Still, the senator was asked by an audience member about calls from Puerto Rico to move the island residents from receiving food aid from a block grant to adding lower-income island residents to SNAP. Stabenow did not seem hopeful.

"There's not the resources at the current time," she said, pointing to pushback from the GOP over expanding SNAP. "It will be difficult to try to do this."

While fertilizer costs have come down from their peak, Stabenow pointed out that other costs for farmers right now remain high. Farmers that grow some major commodities also continue to see stronger prices even as USDA forecasts farm income dropping from 2022's record levels.

"Prices are doing well now, but we know how that goes," she said. "It's up and down, up and down."

The senator pointed out that farm groups have repeatedly called for more crop insurance program options and ways to lower the costs of crop insurance.

"We're in a situation where we need to make crop insurance more affordable," she said.

The conservation programs already have new funding under the $19.5 billion provided to USDA under the Inflation Reduction Act. Stabenow wants to take those IRA funds and focus on carbon emissions and address climate change but move the dollars into the baseline for the USDA conservation programs going forward.

"That would be ideal," she said.

Stabenow said she will not put the money into the farm bill without those dollars focusing on climate issues. "That would be moving us backward," she said.

She also is not willing to send any of those dollars to help with other areas of the farm bill such as boosting reference prices in commodity programs. Stabenow maintains more farmers are supported nationally by keeping those funds tied to conservation and climate-smart efforts. She noted farmers are "clamoring" for those conservation funds.
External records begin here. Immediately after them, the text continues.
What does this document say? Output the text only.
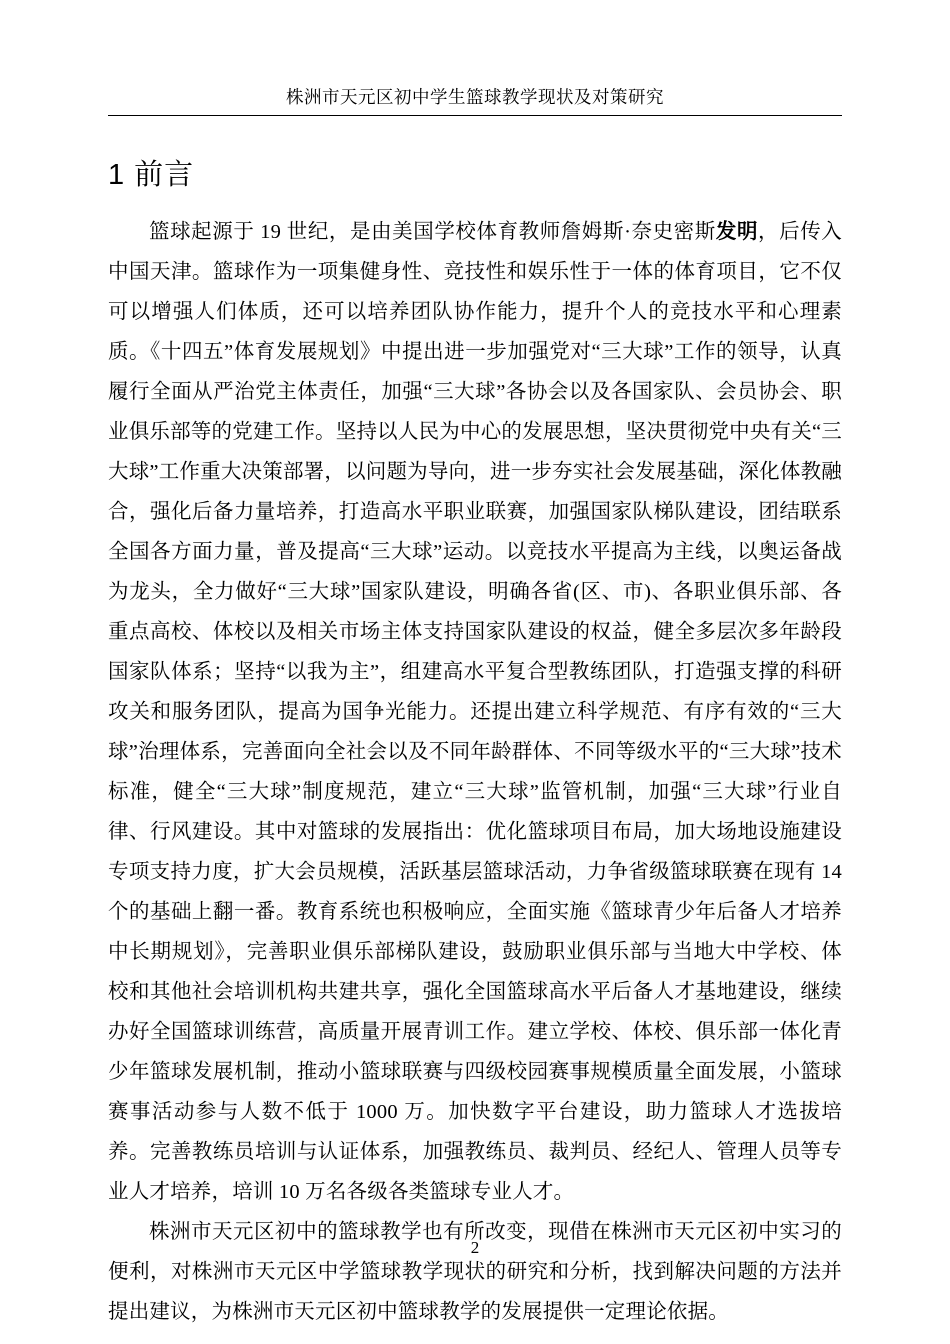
株洲市天元区初中学生篮球教学现状及对策研究
1 前言

篮球起源于 19 世纪，是由美国学校体育教师詹姆斯·奈史密斯发明，后传入中国天津。篮球作为一项集健身性、竞技性和娱乐性于一体的体育项目，它不仅可以增强人们体质，还可以培养团队协作能力，提升个人的竞技水平和心理素质。《十四五”体育发展规划》中提出进一步加强党对“三大球”工作的领导，认真履行全面从严治党主体责任，加强“三大球”各协会以及各国家队、会员协会、职业俱乐部等的党建工作。坚持以人民为中心的发展思想，坚决贯彻党中央有关“三大球”工作重大决策部署，以问题为导向，进一步夯实社会发展基础，深化体教融合，强化后备力量培养，打造高水平职业联赛，加强国家队梯队建设，团结联系全国各方面力量，普及提高“三大球”运动。以竞技水平提高为主线，以奥运备战为龙头，全力做好“三大球”国家队建设，明确各省(区、市)、各职业俱乐部、各重点高校、体校以及相关市场主体支持国家队建设的权益，健全多层次多年龄段国家队体系；坚持“以我为主”，组建高水平复合型教练团队，打造强支撑的科研攻关和服务团队，提高为国争光能力。还提出建立科学规范、有序有效的“三大球”治理体系，完善面向全社会以及不同年龄群体、不同等级水平的“三大球”技术标准，健全“三大球”制度规范，建立“三大球”监管机制，加强“三大球”行业自律、行风建设。其中对篮球的发展指出：优化篮球项目布局，加大场地设施建设专项支持力度，扩大会员规模，活跃基层篮球活动，力争省级篮球联赛在现有 14 个的基础上翻一番。教育系统也积极响应，全面实施《篮球青少年后备人才培养中长期规划》，完善职业俱乐部梯队建设，鼓励职业俱乐部与当地大中学校、体校和其他社会培训机构共建共享，强化全国篮球高水平后备人才基地建设，继续办好全国篮球训练营，高质量开展青训工作。建立学校、体校、俱乐部一体化青少年篮球发展机制，推动小篮球联赛与四级校园赛事规模质量全面发展，小篮球赛事活动参与人数不低于 1000 万。加快数字平台建设，助力篮球人才选拔培养。完善教练员培训与认证体系，加强教练员、裁判员、经纪人、管理人员等专业人才培养，培训 10 万名各级各类篮球专业人才。

株洲市天元区初中的篮球教学也有所改变，现借在株洲市天元区初中实习的便利，对株洲市天元区中学篮球教学现状的研究和分析，找到解决问题的方法并提出建议，为株洲市天元区初中篮球教学的发展提供一定理论依据。

2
"Everybody wants conservation, and it is one of the top risk-management tools, right after crop insurance," she said.

She also wants to reduce the complexity of program applications and streamline them, especially for beginning and small farmers.

Reflecting on the lack of new money for the farm bill, Stabenow was asked about more funding for research programs. Research backers such as land-grant universities have called for boosting baseline dollars for research from roughly $1 billion to $5 billion a year. While saying she thinks U.S. agriculture needs a "moonshot" in research, the senator indicated adding more funding for research programs would be a heavy lift.

"I worry we don't have those resources to do that," Stabenow said, adding she has talked to senators from other committees to look for ways to increase agricultural research funding outside the farm bill. "This is an area where we aren't where we should be, and we won't, in my judgment, have the resources to do what we really need to do."